Page d’histoire: La DSP a-t-elle exécuté Philippe de Dieuleveult ?(vidéos)

Cela fait exactement 37 ans depuis que Philippe de Dieuleveult, célèbre animateur de télévision, a disparu dans les eaux tumultueuses du fleuve Zaïre avec ses six compagnons d’aventure. L’enquête officielle menée conjointement par le Zaïre et la France a conclu à une « noyade collective accidentelle ». Depuis, la famille Dieuleveult se bat pour connaître la vérité car les conditions de la mort de Philippe sont floues. Le 3 février dernier, Alexis de Dieuleveult, le neveu de l’animateur, a déposé une requête auprès du parquet de Paris pour demander la réouverture de l’enquête judiciaire ouverte en 1996 et close par un non-lieu en 2004 pour insuffisance de charges. La disparition de Philippe de Dieuleveult sur les rapides d’Inga est-elle due à un naufrage accidentel ou à une bavure des militaires zaïrois couverte par la France?  Un dossier sensible aux multiples rebondissements. Retour sur cette mystérieuse énigme qui pose question.

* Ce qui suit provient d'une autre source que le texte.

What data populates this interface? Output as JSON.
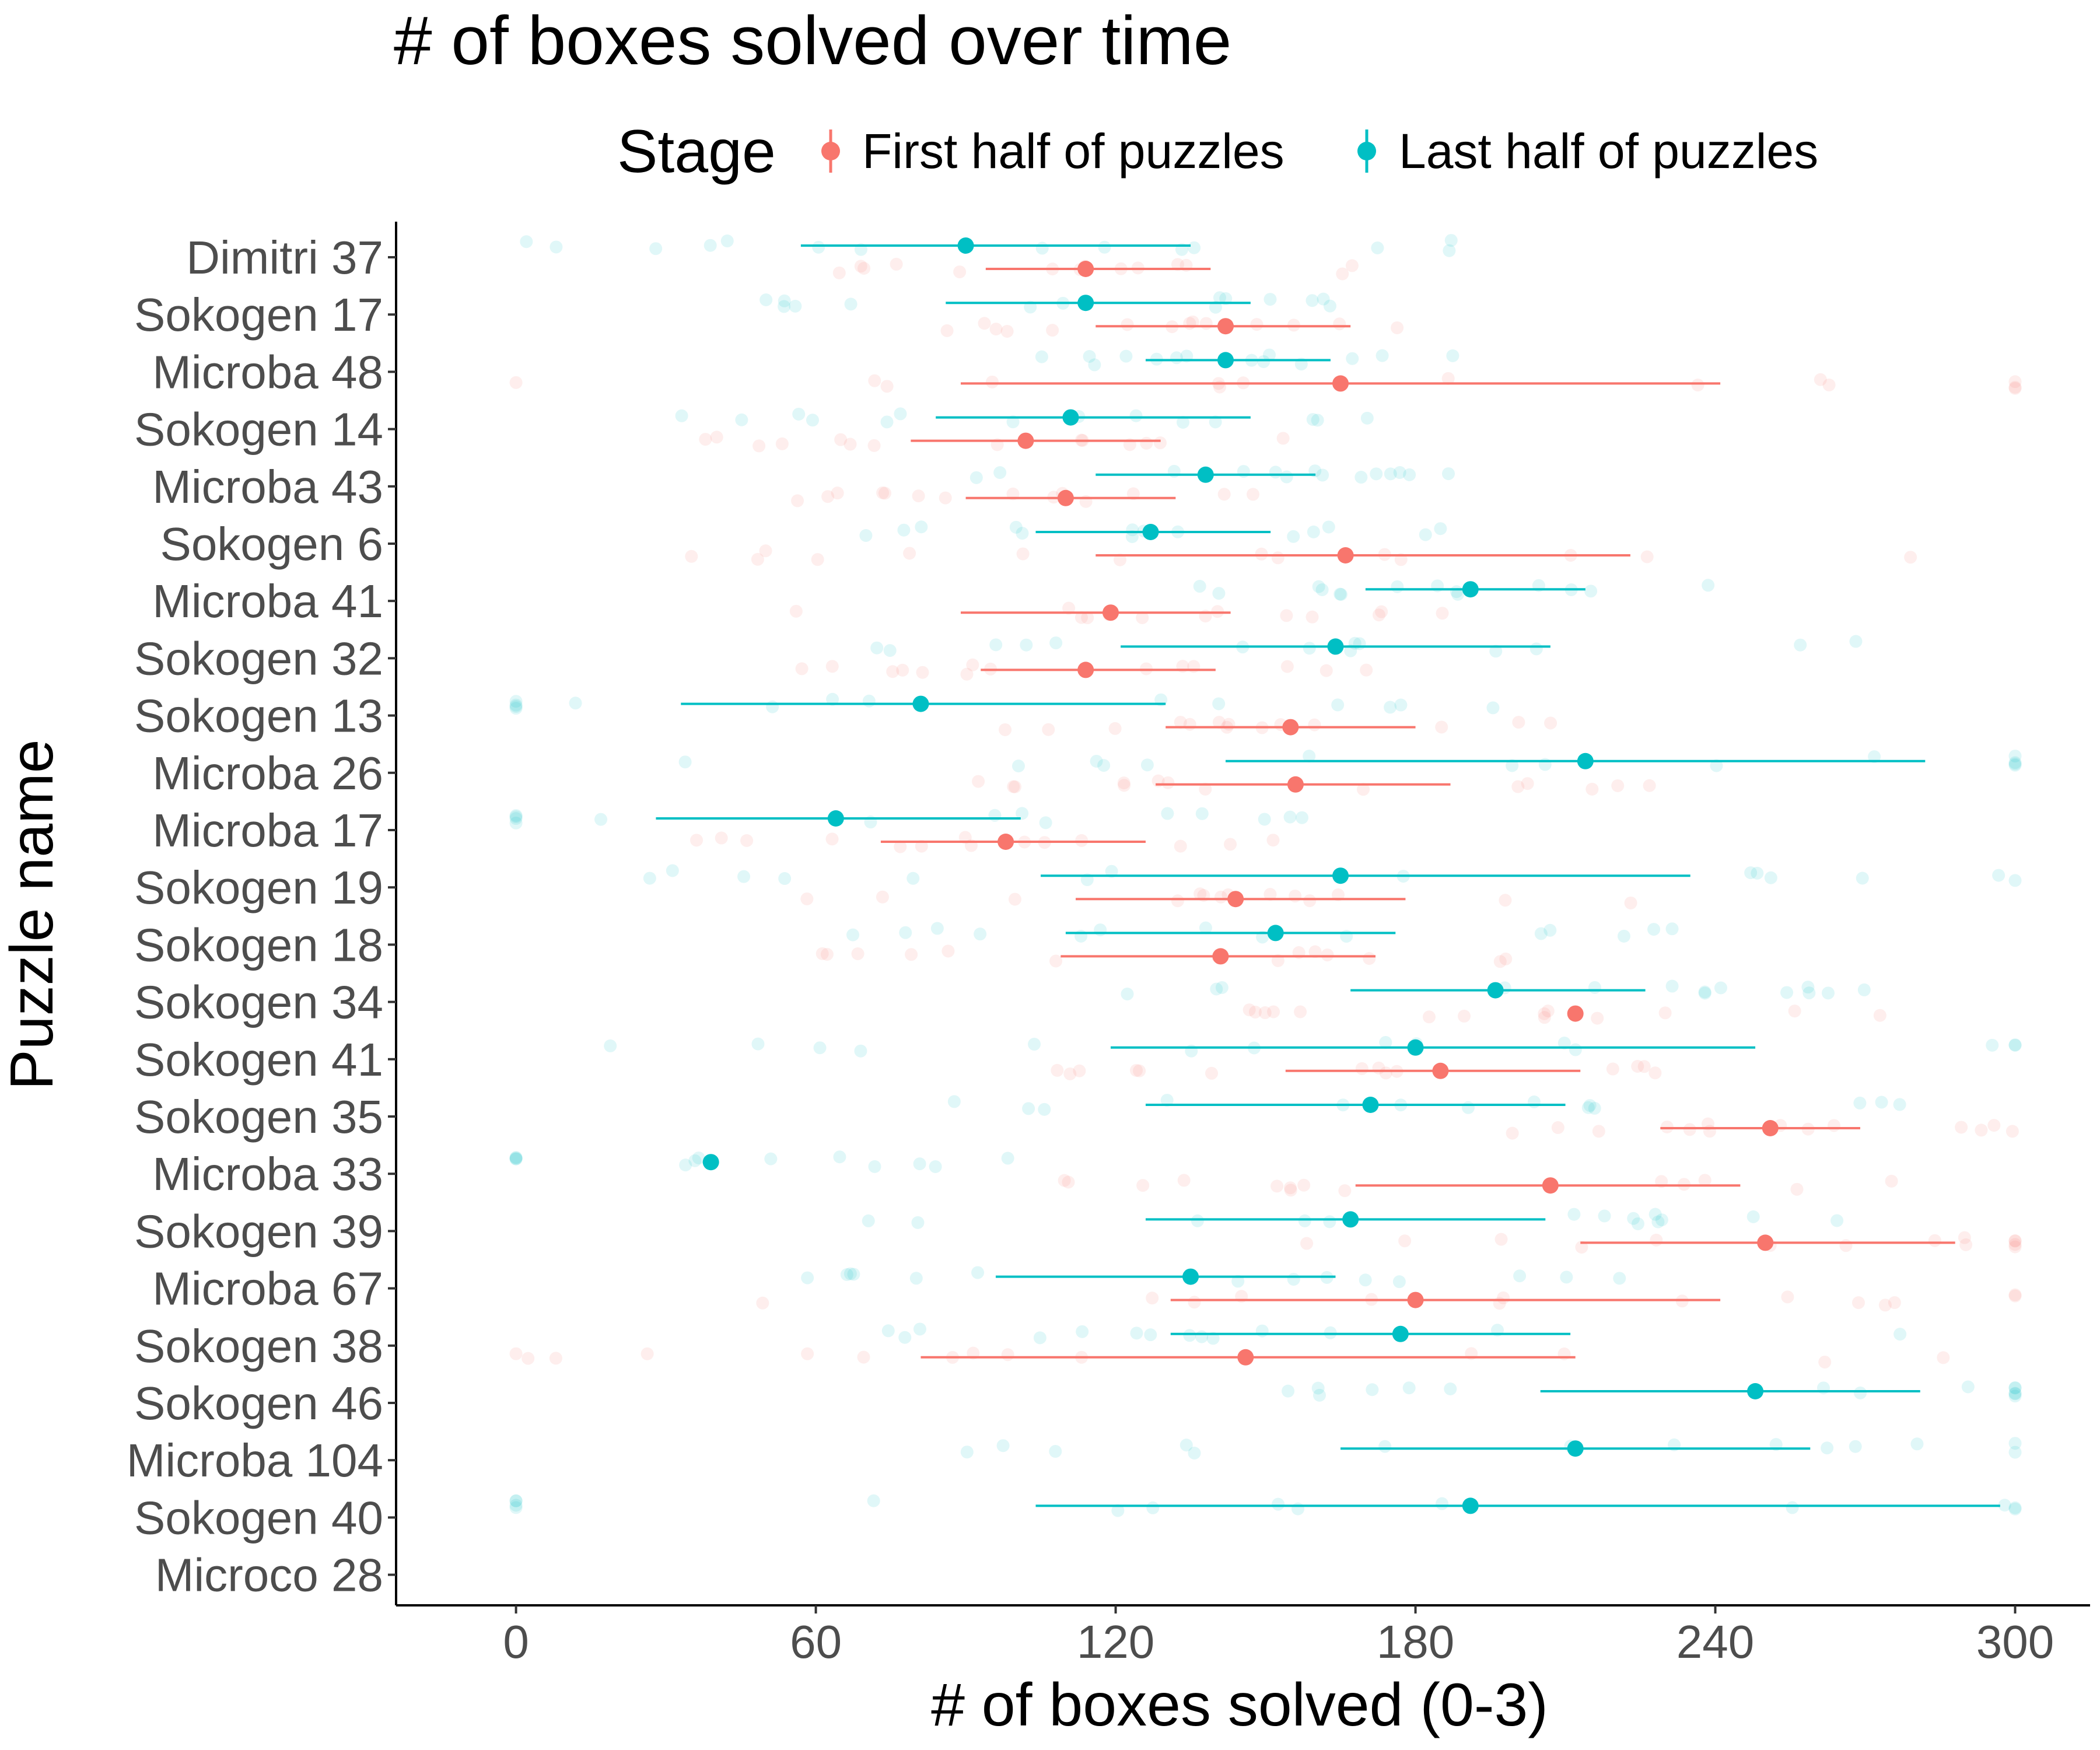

En juillet 1985, une expédition composée d’une dizaine d’hommes veut tenter la descente du fleuve Zaïre en rafting. Conçue par André Hérault, un ancien pilote d’Air Zaïre, l’expédition qui est baptisée Africa Raft se compose de jeunes gens animés par le goût de l’aventure et du risque. Ils veulent tenter l’impossible, c’est-à-dire traverser l’Afrique équatoriale d’est en ouest, de l’océan Indien à l’Atlantique. Faute d’autorisation de certains pays dont la Tanzanie, le départ est donné sur le versant burundais du lac Tanganyika et l’arrivée est prévue à l’embouchure du fleuve à Banana. Pendant ce périple long de 3.000 km, l’expédition doit passer par les Portes de l’enfer au Maniema et surtout franchir les dangereux rapides d’Inga reconnus  infranchissables et encore jamais domptés par l’homme.   

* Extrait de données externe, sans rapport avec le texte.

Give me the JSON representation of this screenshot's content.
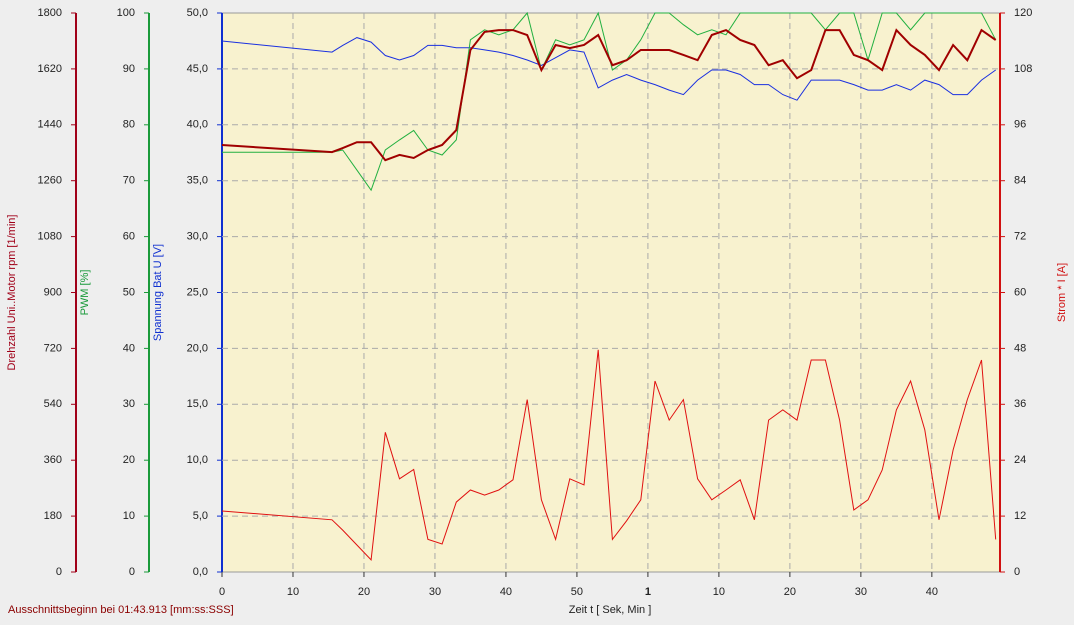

Philippe de Dieuleveult qui fait partie de cette expédition était l’animateur vedette de ″La chasse au trésor″, un jeu télévisé qui a tenu la France toute entière en haleine. Le baroudeur a coanimé cette émission dans laquelle il a pris des risques énormes en partant à l’aventure avec son hélicoptère un peu partout dans le monde. Ce qui lui a valu le surnom de « Tintin d’Antenne 2 » (aujourd’hui France 2). L’animateur s’est même rendu à Matadi pour les besoins de son émission. Le tournage a eu lieu dans la ville portuaire à la fin mars 1984. Philippe de Dieuleveult est alors au faîte de sa popularité. Sa présence dans l’expédition Africa Raft met un coup de projecteur sur cette entreprise sponsorisée par Paris Match. L’animateur de télévision veut en faire un documentaire filmé de 52 minutes.

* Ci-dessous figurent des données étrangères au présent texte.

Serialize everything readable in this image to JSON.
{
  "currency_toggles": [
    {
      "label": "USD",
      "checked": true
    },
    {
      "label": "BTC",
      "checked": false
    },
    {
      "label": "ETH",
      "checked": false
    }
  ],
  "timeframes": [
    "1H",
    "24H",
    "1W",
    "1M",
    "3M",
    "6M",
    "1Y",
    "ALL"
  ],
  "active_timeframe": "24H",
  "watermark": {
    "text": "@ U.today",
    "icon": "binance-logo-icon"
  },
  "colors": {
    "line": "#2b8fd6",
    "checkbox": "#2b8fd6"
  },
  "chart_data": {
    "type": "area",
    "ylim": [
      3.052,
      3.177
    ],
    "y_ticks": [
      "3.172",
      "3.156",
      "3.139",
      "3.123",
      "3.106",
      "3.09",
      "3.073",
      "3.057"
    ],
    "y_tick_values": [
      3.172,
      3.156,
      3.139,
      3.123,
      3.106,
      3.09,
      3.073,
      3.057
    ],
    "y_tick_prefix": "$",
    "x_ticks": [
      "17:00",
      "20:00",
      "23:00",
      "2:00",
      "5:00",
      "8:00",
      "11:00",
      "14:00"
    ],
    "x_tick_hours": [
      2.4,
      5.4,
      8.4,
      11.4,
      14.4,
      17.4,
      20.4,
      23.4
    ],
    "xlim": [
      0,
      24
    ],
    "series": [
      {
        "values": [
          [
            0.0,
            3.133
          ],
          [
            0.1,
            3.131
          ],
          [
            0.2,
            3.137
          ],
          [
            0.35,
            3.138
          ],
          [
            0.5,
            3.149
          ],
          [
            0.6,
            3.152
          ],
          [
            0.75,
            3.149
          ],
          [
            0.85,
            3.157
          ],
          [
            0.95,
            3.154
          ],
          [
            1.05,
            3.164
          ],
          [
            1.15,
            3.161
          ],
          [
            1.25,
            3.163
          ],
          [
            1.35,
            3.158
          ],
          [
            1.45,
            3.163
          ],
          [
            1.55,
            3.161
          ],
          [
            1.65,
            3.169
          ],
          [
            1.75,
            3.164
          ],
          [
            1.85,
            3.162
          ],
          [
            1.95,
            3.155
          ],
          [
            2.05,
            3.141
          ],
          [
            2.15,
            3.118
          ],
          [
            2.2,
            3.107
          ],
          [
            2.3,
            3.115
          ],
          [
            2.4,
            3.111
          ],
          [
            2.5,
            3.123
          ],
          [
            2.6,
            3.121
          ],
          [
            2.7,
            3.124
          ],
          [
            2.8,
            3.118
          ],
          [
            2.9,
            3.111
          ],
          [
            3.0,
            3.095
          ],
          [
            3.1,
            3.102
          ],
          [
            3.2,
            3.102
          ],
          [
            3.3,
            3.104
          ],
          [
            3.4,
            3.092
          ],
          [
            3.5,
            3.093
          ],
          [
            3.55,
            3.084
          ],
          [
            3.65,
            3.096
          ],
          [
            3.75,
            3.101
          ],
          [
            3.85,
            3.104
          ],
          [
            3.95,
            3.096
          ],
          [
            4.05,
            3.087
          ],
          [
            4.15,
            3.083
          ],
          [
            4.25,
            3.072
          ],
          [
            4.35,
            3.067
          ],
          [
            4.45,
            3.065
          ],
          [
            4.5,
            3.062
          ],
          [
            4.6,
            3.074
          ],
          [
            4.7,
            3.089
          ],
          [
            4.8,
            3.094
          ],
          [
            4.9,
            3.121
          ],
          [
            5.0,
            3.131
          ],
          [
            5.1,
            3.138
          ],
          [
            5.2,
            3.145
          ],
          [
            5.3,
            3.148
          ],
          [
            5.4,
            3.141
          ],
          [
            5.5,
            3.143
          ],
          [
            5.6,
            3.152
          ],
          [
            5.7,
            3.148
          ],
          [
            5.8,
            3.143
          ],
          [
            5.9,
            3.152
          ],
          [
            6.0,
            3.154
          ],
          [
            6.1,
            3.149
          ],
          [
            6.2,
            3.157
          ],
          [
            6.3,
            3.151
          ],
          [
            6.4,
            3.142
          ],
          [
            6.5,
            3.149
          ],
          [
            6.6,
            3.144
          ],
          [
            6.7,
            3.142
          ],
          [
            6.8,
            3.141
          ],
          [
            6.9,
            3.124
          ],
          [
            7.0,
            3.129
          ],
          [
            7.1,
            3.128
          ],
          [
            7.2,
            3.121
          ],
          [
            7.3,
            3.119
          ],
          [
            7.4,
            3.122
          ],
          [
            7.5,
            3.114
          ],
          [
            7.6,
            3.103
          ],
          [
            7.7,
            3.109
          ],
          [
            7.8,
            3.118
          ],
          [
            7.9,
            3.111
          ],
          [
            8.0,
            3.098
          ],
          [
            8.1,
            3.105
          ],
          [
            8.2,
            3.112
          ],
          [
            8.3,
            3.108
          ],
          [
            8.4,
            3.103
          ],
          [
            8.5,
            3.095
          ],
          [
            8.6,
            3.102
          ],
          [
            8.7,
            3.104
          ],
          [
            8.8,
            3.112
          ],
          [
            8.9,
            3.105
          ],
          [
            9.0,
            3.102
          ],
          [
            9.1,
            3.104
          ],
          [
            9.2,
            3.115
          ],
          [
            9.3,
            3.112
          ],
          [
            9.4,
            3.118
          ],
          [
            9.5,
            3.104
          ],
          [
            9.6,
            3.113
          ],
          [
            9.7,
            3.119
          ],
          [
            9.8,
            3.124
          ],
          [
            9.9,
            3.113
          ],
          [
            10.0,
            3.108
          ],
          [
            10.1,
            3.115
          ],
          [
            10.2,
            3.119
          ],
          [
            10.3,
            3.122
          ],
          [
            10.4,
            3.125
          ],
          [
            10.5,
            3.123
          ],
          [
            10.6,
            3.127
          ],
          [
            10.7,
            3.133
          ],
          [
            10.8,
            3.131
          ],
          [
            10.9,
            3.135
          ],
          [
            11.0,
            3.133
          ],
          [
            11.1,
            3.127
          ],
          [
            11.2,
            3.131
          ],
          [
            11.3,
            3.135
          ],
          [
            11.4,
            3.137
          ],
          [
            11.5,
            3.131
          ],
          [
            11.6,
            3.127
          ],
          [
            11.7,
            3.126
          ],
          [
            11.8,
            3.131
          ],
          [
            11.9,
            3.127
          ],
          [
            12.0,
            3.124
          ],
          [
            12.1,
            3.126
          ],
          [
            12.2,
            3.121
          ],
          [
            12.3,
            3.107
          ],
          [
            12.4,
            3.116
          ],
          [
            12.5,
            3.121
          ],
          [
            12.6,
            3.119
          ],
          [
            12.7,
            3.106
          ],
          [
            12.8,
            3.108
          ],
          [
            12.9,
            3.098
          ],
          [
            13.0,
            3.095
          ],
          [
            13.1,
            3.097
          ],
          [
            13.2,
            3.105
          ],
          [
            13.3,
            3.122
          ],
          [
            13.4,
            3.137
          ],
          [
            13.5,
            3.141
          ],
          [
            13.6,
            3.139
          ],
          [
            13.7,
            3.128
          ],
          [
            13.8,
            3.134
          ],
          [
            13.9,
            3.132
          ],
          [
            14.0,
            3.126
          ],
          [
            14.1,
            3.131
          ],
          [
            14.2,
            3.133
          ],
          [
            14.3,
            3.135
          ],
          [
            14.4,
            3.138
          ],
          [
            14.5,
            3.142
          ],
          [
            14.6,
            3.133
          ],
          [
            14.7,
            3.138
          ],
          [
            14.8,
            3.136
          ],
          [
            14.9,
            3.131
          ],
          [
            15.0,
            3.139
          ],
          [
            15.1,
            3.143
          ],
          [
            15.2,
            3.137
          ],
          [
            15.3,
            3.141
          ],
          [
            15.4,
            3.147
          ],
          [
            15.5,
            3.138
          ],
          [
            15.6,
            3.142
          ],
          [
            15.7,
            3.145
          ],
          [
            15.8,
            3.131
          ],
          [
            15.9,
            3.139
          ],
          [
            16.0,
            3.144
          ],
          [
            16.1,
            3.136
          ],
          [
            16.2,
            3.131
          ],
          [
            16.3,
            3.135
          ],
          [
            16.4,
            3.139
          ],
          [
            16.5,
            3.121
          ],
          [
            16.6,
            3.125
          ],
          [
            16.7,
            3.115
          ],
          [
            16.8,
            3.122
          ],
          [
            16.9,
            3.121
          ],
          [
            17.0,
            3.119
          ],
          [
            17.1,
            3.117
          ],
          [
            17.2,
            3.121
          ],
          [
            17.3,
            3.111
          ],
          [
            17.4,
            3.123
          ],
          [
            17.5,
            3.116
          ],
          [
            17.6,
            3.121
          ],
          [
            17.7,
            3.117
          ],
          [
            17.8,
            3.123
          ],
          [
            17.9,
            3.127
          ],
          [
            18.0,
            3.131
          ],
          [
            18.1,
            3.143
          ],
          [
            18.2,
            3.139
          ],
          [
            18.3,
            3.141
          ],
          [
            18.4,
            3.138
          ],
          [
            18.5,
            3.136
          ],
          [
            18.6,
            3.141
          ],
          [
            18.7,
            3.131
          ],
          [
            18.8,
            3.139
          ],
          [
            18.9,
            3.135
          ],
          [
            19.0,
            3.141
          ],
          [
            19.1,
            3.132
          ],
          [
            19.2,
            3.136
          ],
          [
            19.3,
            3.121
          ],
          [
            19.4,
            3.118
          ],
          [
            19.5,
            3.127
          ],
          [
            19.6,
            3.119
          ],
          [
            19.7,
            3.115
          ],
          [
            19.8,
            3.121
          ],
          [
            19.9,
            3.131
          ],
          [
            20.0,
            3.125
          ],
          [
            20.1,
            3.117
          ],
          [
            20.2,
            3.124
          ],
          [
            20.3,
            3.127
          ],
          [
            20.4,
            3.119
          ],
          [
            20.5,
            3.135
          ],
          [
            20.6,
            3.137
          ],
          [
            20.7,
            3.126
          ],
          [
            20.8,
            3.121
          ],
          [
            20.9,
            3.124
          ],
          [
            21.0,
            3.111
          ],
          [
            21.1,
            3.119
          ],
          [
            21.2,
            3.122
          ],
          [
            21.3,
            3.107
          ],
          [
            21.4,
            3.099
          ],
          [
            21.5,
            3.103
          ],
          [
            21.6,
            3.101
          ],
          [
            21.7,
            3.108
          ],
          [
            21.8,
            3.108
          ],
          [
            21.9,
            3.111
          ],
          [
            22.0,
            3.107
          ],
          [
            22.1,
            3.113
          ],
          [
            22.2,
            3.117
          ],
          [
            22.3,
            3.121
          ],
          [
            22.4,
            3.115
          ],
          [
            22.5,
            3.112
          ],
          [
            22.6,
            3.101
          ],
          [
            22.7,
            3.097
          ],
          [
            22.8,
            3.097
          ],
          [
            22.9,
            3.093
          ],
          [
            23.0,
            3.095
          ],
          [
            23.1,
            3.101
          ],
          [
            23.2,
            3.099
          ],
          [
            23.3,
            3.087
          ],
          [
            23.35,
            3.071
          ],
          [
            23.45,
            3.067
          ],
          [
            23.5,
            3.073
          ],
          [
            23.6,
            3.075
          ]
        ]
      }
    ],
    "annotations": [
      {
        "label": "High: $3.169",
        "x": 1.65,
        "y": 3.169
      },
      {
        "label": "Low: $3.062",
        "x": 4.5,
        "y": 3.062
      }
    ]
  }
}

Deux zodiacs de 8 m de long sur 3 m de large baptisés le Françoise et le Godelieve sont mis à la disposition des aventuriers. Chaque embarcation est équipée d’un poste radio militaire submersible avec de grandes antennes qui permettent de communiquer entre les deux rafts ou de capter des appels quotidiens depuis la France. Ils sont huit à prendre le départ : André Hérault (50 ans, l’organisateur), Lucien Blockmans (36 ans, technicien audiovisuel), Richard Jeannelle (39 ans, photographe à Paris Match), Guy Collette (37 ans, entrepreneur belge résident à Bujumbura), Angelo Angelini (37 ans, mécanicien), François Laurenceau (34 ans, médecin), Marc Gurnaud (29 ans, caméraman) et Philippe de Dieuleveult (34 ans, animateur de télé et figure de proue de l’expédition). Jean-Louis Amblard et le Portugais Nelson Bastos, un familier de la région du Bas-Fleuve, rejoignent l’expédition à partir de Kinshasa. Mais un nom intrigue les autorités zaïroises, celui du Belge Guy Collette. Sa participation dans cette aventure les dérange. Car l’homme serait en contact avec des agents libyens opérant à Bujumbura. Il est considéré par Kinshasa comme un informateur infiltré dans l’expédition. Philippe de Dieuleveult est capitaine de réserve de la DGSE, le service secret français. Avec deux membres considérés comme des espions, Africa Raft est sous surveillance. Le SARM (Service d’action et de renseignements militaires) n’a-t-il pas déjà alerté le Directeur du cabinet du Chef de l’Etat de l’arrivée imminente des mouchards français qui veulent faire sauter le barrage d’Inga ?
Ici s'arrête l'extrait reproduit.